- Born: Patrick Lucien Price Whiting, Indiana, United States
- Died: July 2023
- Occupations: Game designer, editor
- Writing career
- Genre: Role-playing games

= Patrick Lucien Price =

American game designer and editor

Patrick Lucien Price (? - July 2023) was a game designer and editor who worked on the Dungeons & Dragons fantasy role-playing game from TSR.

==Early life ==
Pat Price was born in Whiting, Indiana. Price earned a B.A. in French and Spanish from Marian College in Indianapolis, Indiana, and worked as a teacher and tutor in those languages for several years.

==Career==
Price's brother, Michael Pierre Price, was a game designer for TSR, Inc. Price answered the call for new editors at TSR, beginning as a games editor in 1980 for the revisions Dungeons & Dragons Basic Set and Expert Set.

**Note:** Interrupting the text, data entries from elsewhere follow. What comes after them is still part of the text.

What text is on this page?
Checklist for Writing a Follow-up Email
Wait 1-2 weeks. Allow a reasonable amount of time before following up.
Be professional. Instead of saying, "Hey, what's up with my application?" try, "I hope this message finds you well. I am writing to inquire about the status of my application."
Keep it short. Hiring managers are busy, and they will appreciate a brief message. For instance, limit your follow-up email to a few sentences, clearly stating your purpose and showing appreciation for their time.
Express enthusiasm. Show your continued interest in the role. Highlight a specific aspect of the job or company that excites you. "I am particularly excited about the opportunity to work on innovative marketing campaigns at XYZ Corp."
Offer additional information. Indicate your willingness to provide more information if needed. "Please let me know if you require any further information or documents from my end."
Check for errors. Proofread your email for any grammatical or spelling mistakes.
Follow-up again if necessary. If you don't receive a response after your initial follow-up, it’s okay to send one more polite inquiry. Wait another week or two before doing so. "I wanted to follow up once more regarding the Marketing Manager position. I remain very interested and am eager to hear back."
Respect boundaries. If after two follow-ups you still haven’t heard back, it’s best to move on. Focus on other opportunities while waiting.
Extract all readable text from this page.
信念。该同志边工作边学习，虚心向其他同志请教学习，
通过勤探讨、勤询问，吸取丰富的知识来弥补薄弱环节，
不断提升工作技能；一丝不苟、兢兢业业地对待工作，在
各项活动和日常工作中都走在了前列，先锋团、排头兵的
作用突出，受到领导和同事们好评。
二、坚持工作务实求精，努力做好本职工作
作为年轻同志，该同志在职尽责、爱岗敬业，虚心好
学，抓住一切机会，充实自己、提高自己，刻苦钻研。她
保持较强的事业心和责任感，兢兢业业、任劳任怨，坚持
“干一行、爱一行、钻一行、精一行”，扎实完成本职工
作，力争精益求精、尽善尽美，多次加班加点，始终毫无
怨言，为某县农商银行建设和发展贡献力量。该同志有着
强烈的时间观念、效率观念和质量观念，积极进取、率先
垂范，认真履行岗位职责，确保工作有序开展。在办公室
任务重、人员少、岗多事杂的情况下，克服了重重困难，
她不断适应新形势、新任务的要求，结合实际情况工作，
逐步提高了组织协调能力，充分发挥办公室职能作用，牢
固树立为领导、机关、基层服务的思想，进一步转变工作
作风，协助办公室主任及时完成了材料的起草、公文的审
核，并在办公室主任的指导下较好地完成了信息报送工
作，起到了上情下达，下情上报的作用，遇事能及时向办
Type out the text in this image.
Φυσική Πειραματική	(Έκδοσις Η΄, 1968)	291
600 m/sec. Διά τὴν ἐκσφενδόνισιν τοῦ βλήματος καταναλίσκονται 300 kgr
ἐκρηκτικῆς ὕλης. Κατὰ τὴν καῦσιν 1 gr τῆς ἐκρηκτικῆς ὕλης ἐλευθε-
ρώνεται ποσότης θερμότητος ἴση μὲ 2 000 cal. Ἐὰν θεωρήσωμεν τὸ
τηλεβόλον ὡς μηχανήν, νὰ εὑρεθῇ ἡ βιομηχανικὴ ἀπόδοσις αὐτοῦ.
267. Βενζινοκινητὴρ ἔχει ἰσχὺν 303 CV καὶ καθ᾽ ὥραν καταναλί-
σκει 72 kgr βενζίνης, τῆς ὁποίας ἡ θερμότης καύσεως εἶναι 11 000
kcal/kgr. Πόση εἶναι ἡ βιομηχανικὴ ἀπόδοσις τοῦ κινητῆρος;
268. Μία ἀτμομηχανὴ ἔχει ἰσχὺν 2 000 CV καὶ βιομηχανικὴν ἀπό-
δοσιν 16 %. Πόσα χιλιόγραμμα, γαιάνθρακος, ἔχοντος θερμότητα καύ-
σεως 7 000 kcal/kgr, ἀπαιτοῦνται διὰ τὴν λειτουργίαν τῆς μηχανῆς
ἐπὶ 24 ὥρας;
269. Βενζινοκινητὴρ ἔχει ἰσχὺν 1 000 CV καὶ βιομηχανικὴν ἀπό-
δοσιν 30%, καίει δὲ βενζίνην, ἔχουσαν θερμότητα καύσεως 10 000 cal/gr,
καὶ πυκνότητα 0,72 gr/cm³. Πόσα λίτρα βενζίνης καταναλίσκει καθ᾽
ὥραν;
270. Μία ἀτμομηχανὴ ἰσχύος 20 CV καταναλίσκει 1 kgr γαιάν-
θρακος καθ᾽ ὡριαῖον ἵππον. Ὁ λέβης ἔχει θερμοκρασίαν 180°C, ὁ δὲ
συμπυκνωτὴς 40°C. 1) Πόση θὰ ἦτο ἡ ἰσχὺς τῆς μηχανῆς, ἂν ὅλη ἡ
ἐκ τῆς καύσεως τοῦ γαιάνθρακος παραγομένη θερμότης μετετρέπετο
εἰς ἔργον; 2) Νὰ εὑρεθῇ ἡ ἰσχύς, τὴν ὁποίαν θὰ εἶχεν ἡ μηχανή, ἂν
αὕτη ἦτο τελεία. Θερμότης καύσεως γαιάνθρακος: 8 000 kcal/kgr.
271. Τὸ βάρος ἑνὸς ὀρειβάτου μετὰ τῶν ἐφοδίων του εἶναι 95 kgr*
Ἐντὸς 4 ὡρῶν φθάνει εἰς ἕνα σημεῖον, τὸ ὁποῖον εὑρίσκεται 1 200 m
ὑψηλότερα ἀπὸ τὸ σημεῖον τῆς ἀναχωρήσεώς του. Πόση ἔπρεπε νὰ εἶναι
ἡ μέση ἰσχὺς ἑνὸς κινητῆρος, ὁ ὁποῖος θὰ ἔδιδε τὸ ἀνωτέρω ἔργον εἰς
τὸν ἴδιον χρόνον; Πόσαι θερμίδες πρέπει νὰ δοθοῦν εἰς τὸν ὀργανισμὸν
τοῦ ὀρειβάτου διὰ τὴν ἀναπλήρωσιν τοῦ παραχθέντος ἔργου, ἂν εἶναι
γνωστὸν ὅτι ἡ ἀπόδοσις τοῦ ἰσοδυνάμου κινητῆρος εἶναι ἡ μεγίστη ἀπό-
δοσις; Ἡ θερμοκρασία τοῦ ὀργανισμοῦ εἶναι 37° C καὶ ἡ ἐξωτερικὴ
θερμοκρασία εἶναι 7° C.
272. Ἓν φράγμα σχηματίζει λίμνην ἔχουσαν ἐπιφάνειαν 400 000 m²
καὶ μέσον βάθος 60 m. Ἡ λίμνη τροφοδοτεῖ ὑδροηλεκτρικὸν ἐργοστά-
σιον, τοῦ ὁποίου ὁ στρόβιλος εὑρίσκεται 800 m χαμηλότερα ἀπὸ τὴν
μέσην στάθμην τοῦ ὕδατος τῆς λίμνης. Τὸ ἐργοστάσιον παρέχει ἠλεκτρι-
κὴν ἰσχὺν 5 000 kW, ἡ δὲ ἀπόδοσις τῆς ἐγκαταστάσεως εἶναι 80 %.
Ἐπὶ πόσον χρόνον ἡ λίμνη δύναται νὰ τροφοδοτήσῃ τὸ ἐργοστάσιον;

A year later, he was promoted to manager of the Pre-Press Department, and managed the department for nearly three years before transferring to TSR's magazines department. “By this time, I had the technical background to be a good editor, and I could be useful in all phases of the operation,” Price said. “I’m not a gaming fan, or a would-be game designer, or a would-be writer. I like the editor’s role—the responsibility for helping people come up with ideas and make them work. I think I’ve got a good critical sense for identifying problem areas in manuscripts and advising writers on improvements?”

Price worked on the editorial staff for Dragon magazine, reviewing all fiction submissions for Dragon, editing book reviews, and other editorial duties. Price also worked as Assistant Editor for Strategy & Tactics, and Managing Editor for Amazing Stories while with TSR. With George H. Scithers, he coordinated all business and production aspects of Amazing Stories. While working as editor for the magazine, Price left his fulltime position at TSR as director of periodicals to go freelance and work on nonfiction writing in October 1988, and continued to edit Amazing but his editing on Dragon was taken over by Barbara G. Young.

Price also worked on Dungeon magazine, and contributed to the Dragonlance supplement, Leaves from the Inn of the Last Home (1987).